La plupart des grands poètes arabes ou persans appartiennent à l’ordre des Soufis. L’un d’eux, Saâdi, qui fut prisonnier des Croisés, est l’auteur du Gulistan (Jardin des Roses). Avicenne fut affilié à l’ordre, Averroès aussi, et nous faisons remarquer que leurs deux noms commencent par Avé, nom divin chez les Israélites (AVÉ OU ÉVA c’est le même nom lu de droite à gauche comme lisent les Hébreux ou de gauche à droite suivant l’usage des Européens).
Ce détail a dû être remarqué car, par réaction, on a fait de Avi-cenne, Ibn-Sina et de Ave-rroès, Ibn-Roschd. Rappelons que « Ibn » ou « Ben » est un mot arabe signifiant « fils de ».

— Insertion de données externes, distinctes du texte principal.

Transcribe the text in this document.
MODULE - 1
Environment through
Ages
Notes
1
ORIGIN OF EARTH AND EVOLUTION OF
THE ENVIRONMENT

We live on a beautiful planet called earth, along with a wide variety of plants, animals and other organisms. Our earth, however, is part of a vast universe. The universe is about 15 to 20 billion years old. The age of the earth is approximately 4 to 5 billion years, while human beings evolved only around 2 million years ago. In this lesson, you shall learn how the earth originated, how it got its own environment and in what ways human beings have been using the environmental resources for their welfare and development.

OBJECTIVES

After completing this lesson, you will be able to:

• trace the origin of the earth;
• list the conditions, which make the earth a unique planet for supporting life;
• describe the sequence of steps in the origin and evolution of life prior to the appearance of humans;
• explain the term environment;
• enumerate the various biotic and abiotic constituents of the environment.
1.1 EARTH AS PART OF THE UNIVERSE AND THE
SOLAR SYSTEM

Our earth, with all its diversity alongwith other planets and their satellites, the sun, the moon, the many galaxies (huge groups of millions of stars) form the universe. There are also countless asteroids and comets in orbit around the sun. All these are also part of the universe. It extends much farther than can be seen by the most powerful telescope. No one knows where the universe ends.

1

Les Israélites, dispersés sur la surface du globe après la prise de Jérusalem, portèrent dans la société nouvelle les traditions du monde ancien. On les appelait Juifs, quoique les vrais Juifs eussent presque tous passé au Catholicisme, et fussent devenus les plus ardents adversaires des anciens représentants des tribus d’Israël.
Ils avaient puisé dans les écoles arabes un grand savoir qu’ils répandaient partout où ils passaient. Ils avaient traduit en hébreu plusieurs ouvrages de philosophie arabe, et on traduisit bientôt ces traductions en latin, ce qui permit de les répandre. Elles arrivèrent ainsi jusqu’à Paris.

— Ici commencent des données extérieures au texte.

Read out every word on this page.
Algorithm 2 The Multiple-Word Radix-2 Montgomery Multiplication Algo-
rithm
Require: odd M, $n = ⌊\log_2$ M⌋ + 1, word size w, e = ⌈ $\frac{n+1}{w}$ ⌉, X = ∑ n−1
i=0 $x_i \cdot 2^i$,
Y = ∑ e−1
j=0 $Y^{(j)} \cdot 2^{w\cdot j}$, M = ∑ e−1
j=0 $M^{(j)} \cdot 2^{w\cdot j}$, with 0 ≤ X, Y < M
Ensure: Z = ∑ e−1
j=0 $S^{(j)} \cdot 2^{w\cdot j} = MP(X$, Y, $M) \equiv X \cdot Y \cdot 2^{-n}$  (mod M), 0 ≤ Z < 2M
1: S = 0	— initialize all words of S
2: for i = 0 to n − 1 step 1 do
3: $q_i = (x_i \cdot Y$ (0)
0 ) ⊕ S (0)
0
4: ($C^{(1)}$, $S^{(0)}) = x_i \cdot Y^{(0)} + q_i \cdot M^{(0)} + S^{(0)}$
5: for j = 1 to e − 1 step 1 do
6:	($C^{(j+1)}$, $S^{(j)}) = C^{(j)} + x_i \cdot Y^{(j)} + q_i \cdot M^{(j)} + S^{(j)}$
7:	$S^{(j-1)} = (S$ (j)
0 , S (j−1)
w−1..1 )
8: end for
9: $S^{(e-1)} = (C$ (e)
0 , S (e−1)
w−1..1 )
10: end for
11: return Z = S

Victor Cousin appelle les Juifs « des courtiers philosophiques ». Mais ils ne se bornèrent pas à traduire, ils produisirent des grands hommes comme Avicébron et Maïmonide, qui furent les continuateurs d’Avicenne et d’Averroès.
NB :On sait que le mot Phénicie vient du mot Phénix. Maintenant, si nous écrivons le mot Phénix avec un V au lieu du « Ph » grec, nous avons Venix, dont les Latins ont fait Vénus. C’est une terminaison masculine. Le féminin serait Vena. Parmi des inscriptions celtiques, on trouve « Bena, sacra Bena ». Et on donne au mot « Ben » la signification de femme. Alors, sans doute, Femme Divine. Rappelons encore qu’en hébreu, « Bar » (« Fils ») est le pluriel de « Ben ». « Ben » représente donc l’Unité, c’est-à-dire « le Principe dont sort toute multiplicité ».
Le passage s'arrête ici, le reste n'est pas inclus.